Fraud detection using machine learning
Almost everyone must have received a phone call or a text message from their financial institution when they have
attempted to perform a financial transaction out of the normal. Hopefully, most of the time there are no bad
actors involved and the transaction has been attempted by you. So other than a minor annoyance and a delay in
completing your transaction, all goes good.

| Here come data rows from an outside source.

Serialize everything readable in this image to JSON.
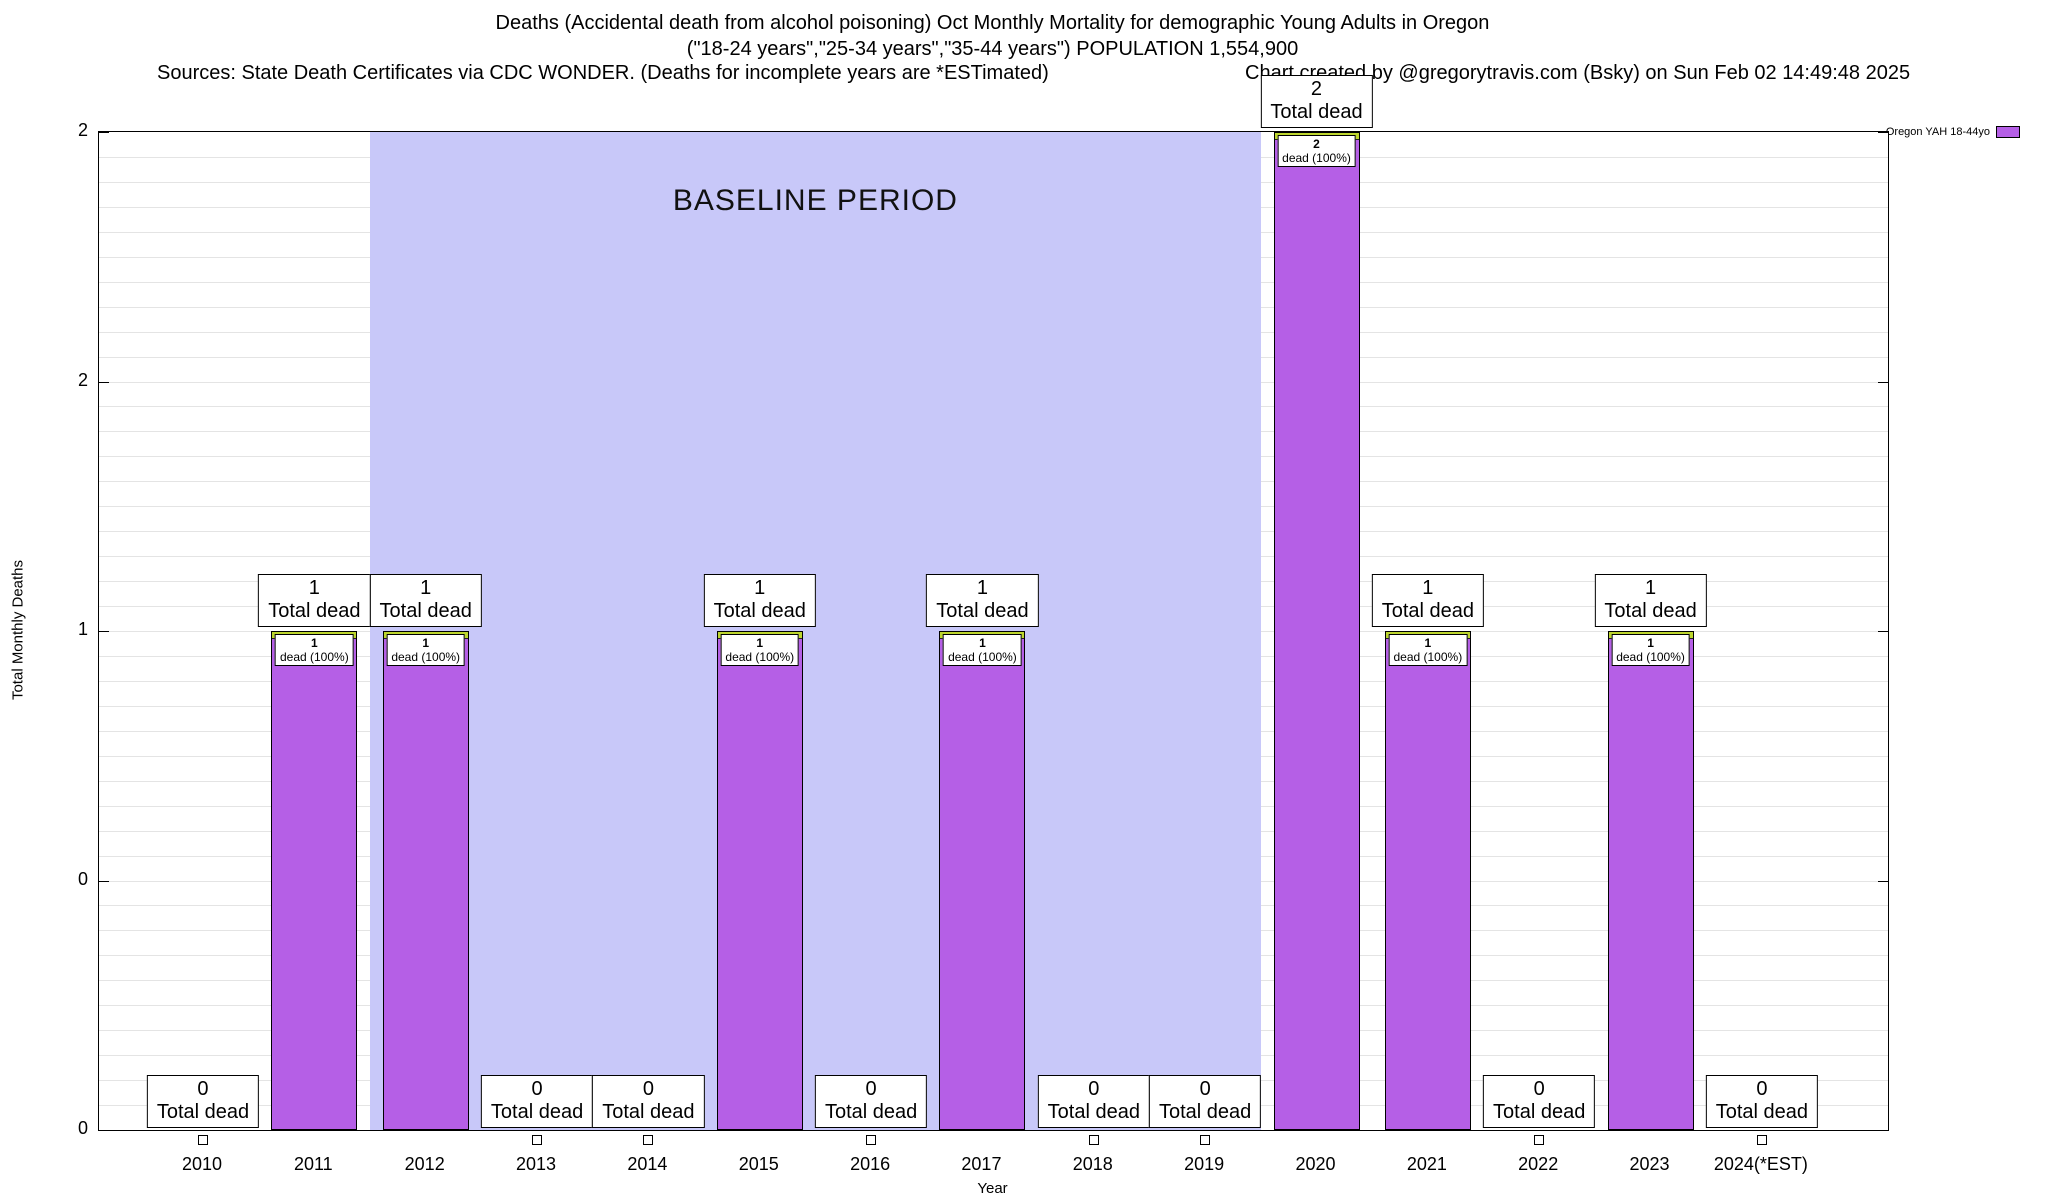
{
  "titles": {
    "line1": "Deaths (Accidental death from alcohol poisoning) Oct Monthly Mortality for demographic Young Adults in Oregon",
    "line2": "(\"18-24 years\",\"25-34 years\",\"35-44 years\") POPULATION 1,554,900",
    "sources": "Sources: State Death Certificates via CDC WONDER. (Deaths for incomplete years are *ESTimated)",
    "credit": "Chart created by @gregorytravis.com (Bsky) on Sun Feb 02 14:49:48 2025"
  },
  "chart_data": {
    "type": "bar",
    "title": "Deaths (Accidental death from alcohol poisoning) Oct Monthly Mortality for demographic Young Adults in Oregon",
    "xlabel": "Year",
    "ylabel": "Total Monthly Deaths",
    "ylim": [
      0,
      2
    ],
    "grid": true,
    "legend_position": "top-right",
    "categories": [
      "2010",
      "2011",
      "2012",
      "2013",
      "2014",
      "2015",
      "2016",
      "2017",
      "2018",
      "2019",
      "2020",
      "2021",
      "2022",
      "2023",
      "2024(*EST)"
    ],
    "values": [
      0,
      1,
      1,
      0,
      0,
      1,
      0,
      1,
      0,
      0,
      2,
      1,
      0,
      1,
      0
    ],
    "yticks": [
      {
        "v": 0,
        "label": "0"
      },
      {
        "v": 0.5,
        "label": "0"
      },
      {
        "v": 1,
        "label": "1"
      },
      {
        "v": 1.5,
        "label": "2"
      },
      {
        "v": 2,
        "label": "2"
      }
    ],
    "annotations": {
      "total_label": "Total dead",
      "dead_label": "dead (100%)"
    },
    "baseline": {
      "label": "BASELINE PERIOD",
      "start_category": "2012",
      "end_category": "2019",
      "start_index": 1.5,
      "end_index": 9.5,
      "color": "#c8c8f9"
    },
    "legend": [
      {
        "label": "Oregon YAH 18-44yo",
        "color": "#b55fe6"
      }
    ],
    "bar_color": "#b55fe6",
    "bar_top_strip_color": "#bdd62e"
  }
}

Ever wondered what goes behind the scenes there. What we have
is a rule-based way of working, similar to a risk underwriter who takes into consideration a whole lot of
variables into consideration. But this rule-based approach does have a set of drawbacks viz.
Rigid
definition
Once a rule has been defined, it kind of remains the same unless there is a periodic
human-involved review process.
Maintainability and relevance
The very fact that we need
humans to keep the rules up-to-date makes it maintenance-intensive and susceptible to being overrun by bad
actors.
More false than true alerts
From practical experience, you must have realized that
for every 1 genuine alert or near-zero alert which you receive, all the other alerts are for genuine
transactions you are attempting.
Machine Learning could be a good candidate in this use
case.
Why machine learning?
We can take every shortcoming of a rule-based
approach and turn it on its head:
Fluid definition
Machine learning models by definition are
able to self-learn and quickly adapt to changing patterns. The fact these models have at their disposal huge
amounts of data to work through is definitely going in their favor.
Easier to maintain
The
fact that humans are removed from the equations makes the entire system easier to maintain.
More true
alerts
Because the underlying mechanism of a machine learning model - viz. more amount of training
data and better statistical algorithms to go with it - inherently give them a leg up, the result is just much
better performance.
Well then how would we apply machine learning in this
case?
Well turns out not in any way different than a conventional ML model -
viz.:
Gather data
Collect a good amount of data - appropriately labeled - meaning a set of
financial transactions labeled as legitimate and a set of transactions labeled as fraudulent.
Feature
Engineering
Next would be the feature engineering step where we decide which features are of real
importance here. We can club them into 2 kinds - Features pertaining to properties of
transactions such as identity and location; Features pertaining to customer
behavior such as frequency and type of orders. To define these a little bit better:
- Identity: This could be any variable which uniquely identifies a consumer - say cell phone number.
- Orders: Nature and type of orders in terms of kind and quantity of products bought.
- Payment methods: Whether it is credit, debit, PayPal, Venmo, digital wallets.
- Locations: Usually the IP address of the machine, which can be spoofed through a VPN connection, so care must be taken here.
Train algorithm
Next would be the logical step of training an algorithm to come up with the least
cost mathematical function.
To get a little bit more technical on the machine learning techniques - those are of a few kinds here:
- Tree-based: Here we are referring to models such as Random Forest and XGBoost which perform great on many kinds of transaction datasets.
- Neural Networks: These are slowly gaining in popularity and are used in conjunction with anomaly detection which brings us to the next technique.
- Clustering: Wherein data points lying close to the centroid of a cluster are said to be safe, while outliers are labeled fraudulent.
- Nearest Neighbor: Normal data points occur in close proximity, while anomalous data points are far from any neighbors.
- Classification: Where we use learning based on labeled data to distinguish legitimate from fraudulent transactions.
- Deep learning: Where well-defined stochastic models are used to segregate normal data points occurring in high probability regions from abnormal data points occurring in low-probability regions.